Reviewing the first Tragédiennes, Opera magazine described Gens as “a soprano moulded by the best performance traditions of the French Baroque rediscovery of recent decades, but also one capable — as she has proved live and on record — of compassing Mozart and Berlioz in her repertory. Gens’s liquid-toned soprano … [with its] evenness of vocal production and command of line and tone ... is the programme’s binding and focal point, and always balm to the ears.”
Opera went on to say that “[the programme] shows off Gens’s sophisticated mastery of recitative declamation and aria-shaping and her considerable command of the various necessary vocal styles and manners, while at the same time blending historical nous, musical novelty, vocal attraction and dramatic liveliness in a manner rarely encountered today. The project was obviously carefully conceived and prepared; hard indeed to imagine it without Rousset and his splendid orchestra, who interleave the vocal items with some well-chosen instrumental items from the works in question … it’s a CD worth acquiring by anyone with the smallest interest in the singer, the period and the genres on display.”
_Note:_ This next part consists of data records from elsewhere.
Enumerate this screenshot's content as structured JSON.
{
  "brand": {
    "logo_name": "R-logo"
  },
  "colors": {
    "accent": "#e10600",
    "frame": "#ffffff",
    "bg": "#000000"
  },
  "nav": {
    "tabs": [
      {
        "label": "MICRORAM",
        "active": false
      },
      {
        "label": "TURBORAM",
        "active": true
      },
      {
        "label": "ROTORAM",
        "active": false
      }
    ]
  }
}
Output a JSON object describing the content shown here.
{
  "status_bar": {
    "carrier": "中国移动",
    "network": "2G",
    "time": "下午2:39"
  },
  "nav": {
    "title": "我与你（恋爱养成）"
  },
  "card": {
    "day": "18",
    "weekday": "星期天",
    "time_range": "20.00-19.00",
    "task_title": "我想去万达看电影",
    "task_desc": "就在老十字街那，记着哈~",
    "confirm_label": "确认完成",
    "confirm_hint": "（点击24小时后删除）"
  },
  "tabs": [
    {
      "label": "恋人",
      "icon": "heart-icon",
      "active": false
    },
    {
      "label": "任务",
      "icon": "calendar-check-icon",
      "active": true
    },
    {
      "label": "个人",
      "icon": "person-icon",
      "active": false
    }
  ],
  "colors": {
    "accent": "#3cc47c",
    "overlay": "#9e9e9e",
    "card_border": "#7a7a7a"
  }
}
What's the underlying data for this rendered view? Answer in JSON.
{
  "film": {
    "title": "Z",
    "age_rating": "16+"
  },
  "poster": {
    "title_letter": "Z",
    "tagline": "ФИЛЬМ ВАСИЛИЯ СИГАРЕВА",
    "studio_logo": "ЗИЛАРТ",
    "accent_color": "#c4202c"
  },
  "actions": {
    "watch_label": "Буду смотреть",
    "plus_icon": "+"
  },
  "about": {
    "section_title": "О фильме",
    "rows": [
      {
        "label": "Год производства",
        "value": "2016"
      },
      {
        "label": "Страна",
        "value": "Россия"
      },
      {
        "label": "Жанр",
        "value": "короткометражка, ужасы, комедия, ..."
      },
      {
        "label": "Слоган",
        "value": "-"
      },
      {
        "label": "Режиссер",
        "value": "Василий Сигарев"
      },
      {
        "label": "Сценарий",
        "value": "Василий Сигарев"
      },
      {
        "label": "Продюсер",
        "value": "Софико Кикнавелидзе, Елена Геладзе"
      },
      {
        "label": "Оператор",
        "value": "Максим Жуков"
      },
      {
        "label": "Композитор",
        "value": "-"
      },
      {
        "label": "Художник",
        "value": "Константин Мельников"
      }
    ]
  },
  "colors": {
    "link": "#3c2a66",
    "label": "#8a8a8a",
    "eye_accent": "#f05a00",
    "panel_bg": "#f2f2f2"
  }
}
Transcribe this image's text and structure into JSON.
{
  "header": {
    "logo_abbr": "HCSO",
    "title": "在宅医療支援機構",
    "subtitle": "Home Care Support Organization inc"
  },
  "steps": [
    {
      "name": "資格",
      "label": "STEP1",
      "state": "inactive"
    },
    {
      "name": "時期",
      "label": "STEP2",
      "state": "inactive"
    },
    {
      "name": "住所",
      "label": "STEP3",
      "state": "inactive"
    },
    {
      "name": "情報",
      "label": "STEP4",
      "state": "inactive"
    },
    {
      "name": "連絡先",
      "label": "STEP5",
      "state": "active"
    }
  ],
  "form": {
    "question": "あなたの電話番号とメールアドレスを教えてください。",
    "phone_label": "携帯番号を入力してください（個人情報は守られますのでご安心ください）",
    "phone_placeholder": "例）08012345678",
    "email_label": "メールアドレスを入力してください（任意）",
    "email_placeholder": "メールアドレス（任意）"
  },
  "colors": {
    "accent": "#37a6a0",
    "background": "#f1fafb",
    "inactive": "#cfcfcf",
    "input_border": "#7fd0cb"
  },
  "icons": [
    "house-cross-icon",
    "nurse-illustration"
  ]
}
As Gramophone said of the first album: “Gens's great gift is in differentiating between the various tragic heroines and bringing total dramatic commitment to each. There's anger spat out at white heat but there's also quiet, brooding hysteria – all characterised to perfection. And in Christophe Rousset and his Talens Lyriques she has partners on a truly exalted plane of imagination, musicality and sheer theatrical flair.”
21st June 2009
“Gens's singing is razor-sharp and powerfully direct, matching the period instruments well.”
10th June 2009
“The much-admired French soprano Véronique Gens presents an interesting selection of music drawn from the relatively little-known repertoire of French classical opera...it’s good to hear this music attacked with such gusto.”
“…a wonderful odyssey through late Baroque to early Romantic French opera. Gens's agile voice is the perfect vehicle to cope with these emotional extremes, from the enchanting to the chilling. She is never afraid to sacrifice pure beauty of sound in favour of rhetorical and dramatic effect, giving due weight to the plights, laments and plangent outpourings of these timeless, tragic heroines. Rousset coaxes some crack playing from Les Talens Lyriques, combining the immediacy and intimacy of chamber music with all the colours and intensity of a large-scale symphony orchestra.”
17th July 2009
“Gens's immaculate way with a text is often as mesmerising as her ability to sustain the long sculpted lines that are a common stylistic feature among her chosen composers. There are some surprises: she sings Cassandra's music from Berlioz's Les Troyens, where we might expect to hear her as Dido; when she turns to Cherubini's Medea, for what is probably the greatest track on the disc, it is to play the sorrowing maid Neris, rather than the pathological heroine.”
“This second Tragédiennes volume is easily equal to the first and that must be praise enough. I would not immediately have thought of Gens as an ideal interpreter of Néris, Medea's confidante in Cherubini's opera, but she sings the aria, with its lovely oboe obbligato, with quiet dignity.”